The kids in Hill's fiction are likely to come home with a story about meeting a ghost in the woods, or how Todd from next door nearly blew his fingers off with a cherry bomb. "Horns" is, in part, an ode to the era when parents told their children to go outside and not to come back in before dinner.

The 37-year-old Hill is sitting in the restaurant of a Manhattan hotel during his recent book tour. Despite having put "Horns" and his first novel, "Heart-Shaped Box," on bestseller lists, Hill is anything but self-important. The father of three talks more easily about writers whose work he admires - pal Christopher Golden, graphic novel writer Warren Ellis and his father, Stephen King - than he does about his own success.

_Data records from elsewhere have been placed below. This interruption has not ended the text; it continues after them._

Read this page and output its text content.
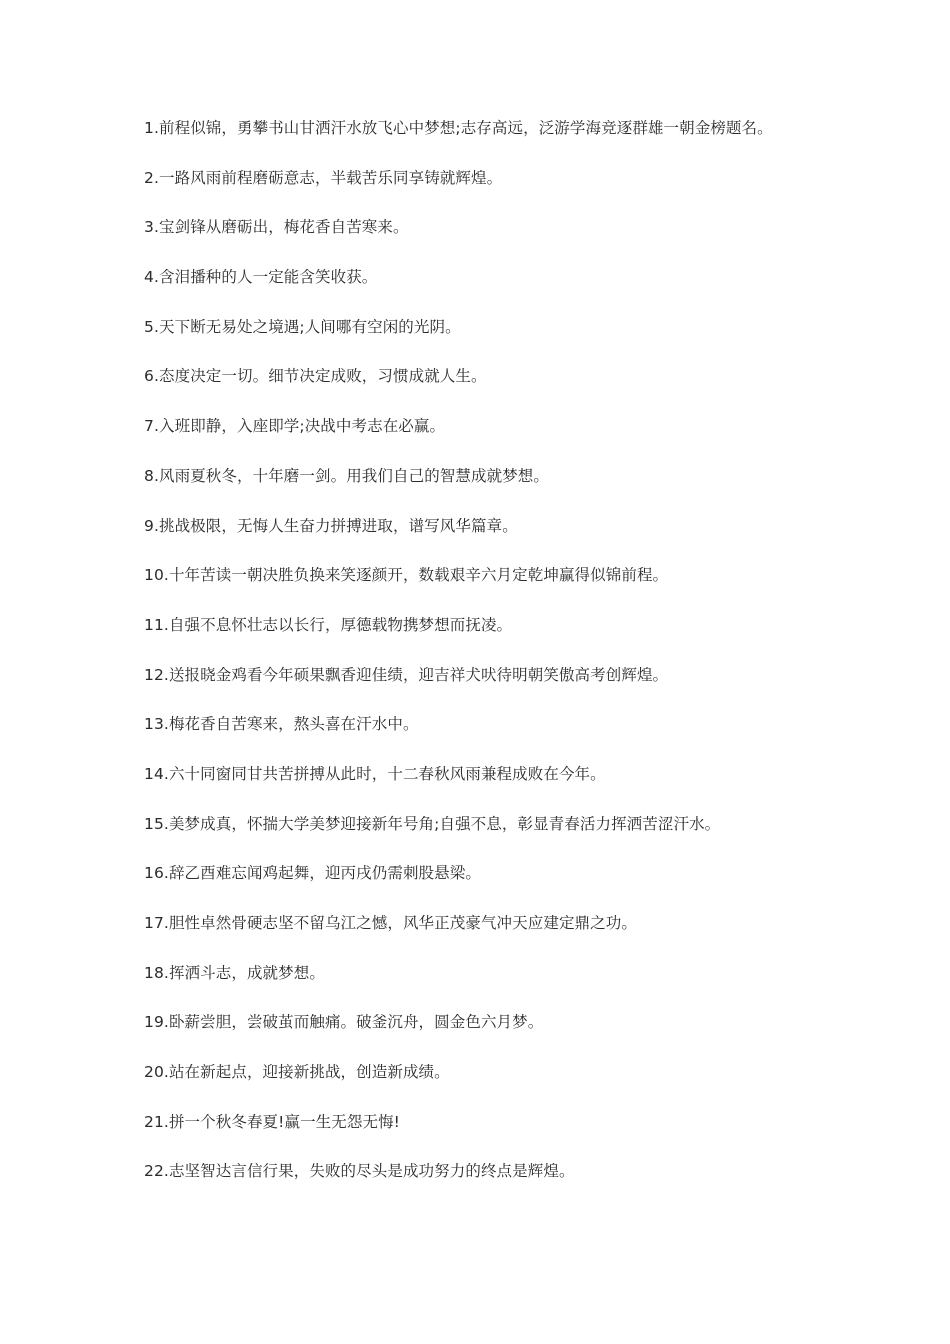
1.前程似锦，勇攀书山甘洒汗水放飞心中梦想;志存高远，泛游学海竞逐群雄一朝金榜题名。
2.一路风雨前程磨砺意志，半载苦乐同享铸就辉煌。
3.宝剑锋从磨砺出，梅花香自苦寒来。
4.含泪播种的人一定能含笑收获。
5.天下断无易处之境遇;人间哪有空闲的光阴。
6.态度决定一切。细节决定成败，习惯成就人生。
7.入班即静，入座即学;决战中考志在必赢。
8.风雨夏秋冬，十年磨一剑。用我们自己的智慧成就梦想。
9.挑战极限，无悔人生奋力拼搏进取，谱写风华篇章。
10.十年苦读一朝决胜负换来笑逐颜开，数载艰辛六月定乾坤赢得似锦前程。
11.自强不息怀壮志以长行，厚德载物携梦想而抚凌。
12.送报晓金鸡看今年硕果飘香迎佳绩，迎吉祥犬吠待明朝笑傲高考创辉煌。
13.梅花香自苦寒来，熬头喜在汗水中。
14.六十同窗同甘共苦拼搏从此时，十二春秋风雨兼程成败在今年。
15.美梦成真，怀揣大学美梦迎接新年号角;自强不息，彰显青春活力挥洒苦涩汗水。
16.辞乙酉难忘闻鸡起舞，迎丙戌仍需刺股悬梁。
17.胆性卓然骨硬志坚不留乌江之憾，风华正茂豪气冲天应建定鼎之功。
18.挥洒斗志，成就梦想。
19.卧薪尝胆，尝破茧而触痛。破釜沉舟，圆金色六月梦。
20.站在新起点，迎接新挑战，创造新成绩。
21.拼一个秋冬春夏!赢一生无怨无悔!
22.志坚智达言信行果，失败的尽头是成功努力的终点是辉煌。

"My problem is, I'm only halfway clever," he says with a smile. "I know a lot of really clever things, but I learned 'em all from, like, 20th century rock songs." Hill says one of his principal inspirations for "Horns," a book about a nice young man who wakes up one morning having turned into Beelzebub, was the cover of David Lee Roth's 1991 album, "A Little Ain't Enough."

"Horns" follows a guy named Ig Perrish who has to figure out why he, of all people, has grown horns and apparently become the Father of Lies. Ig's life is full of secrets, but his surprising new appendages may have something to do with a childhood experience in what might be a treehouse and might be a very old temple.

Hill says he didn't grow up religious and is "personally pretty pagan"; for help with the theological part of "Horns," Hill turned to his sister Naomi, a Unitarian minister. One of the things he discovered was that the devil has a fascinating literary history.

"As Christianity grew," Hill says, "one of the things they would do is discover a pagan religion and say, 'Oh, yeah, that snake god you worship - you know that's the devil, right?' But in the other religions, that devil figure might just be a trickster god who suckers the fertility goddess into bed."

Whoever he is, the devil cuts a fascinating figure in Hill's book - part man, part tempter, part punisher. But Hill thinks Ig's not an irredeemable figure, even though he cuts a deal with some strange forces. Hill tries to remember a quote about churchgoing to make his point, but it doesn't quite come to him. "I think it's 'Men go crazy in congregations; they only get saved one by one.' Who said that? It's either Samuel Johnson or Sting."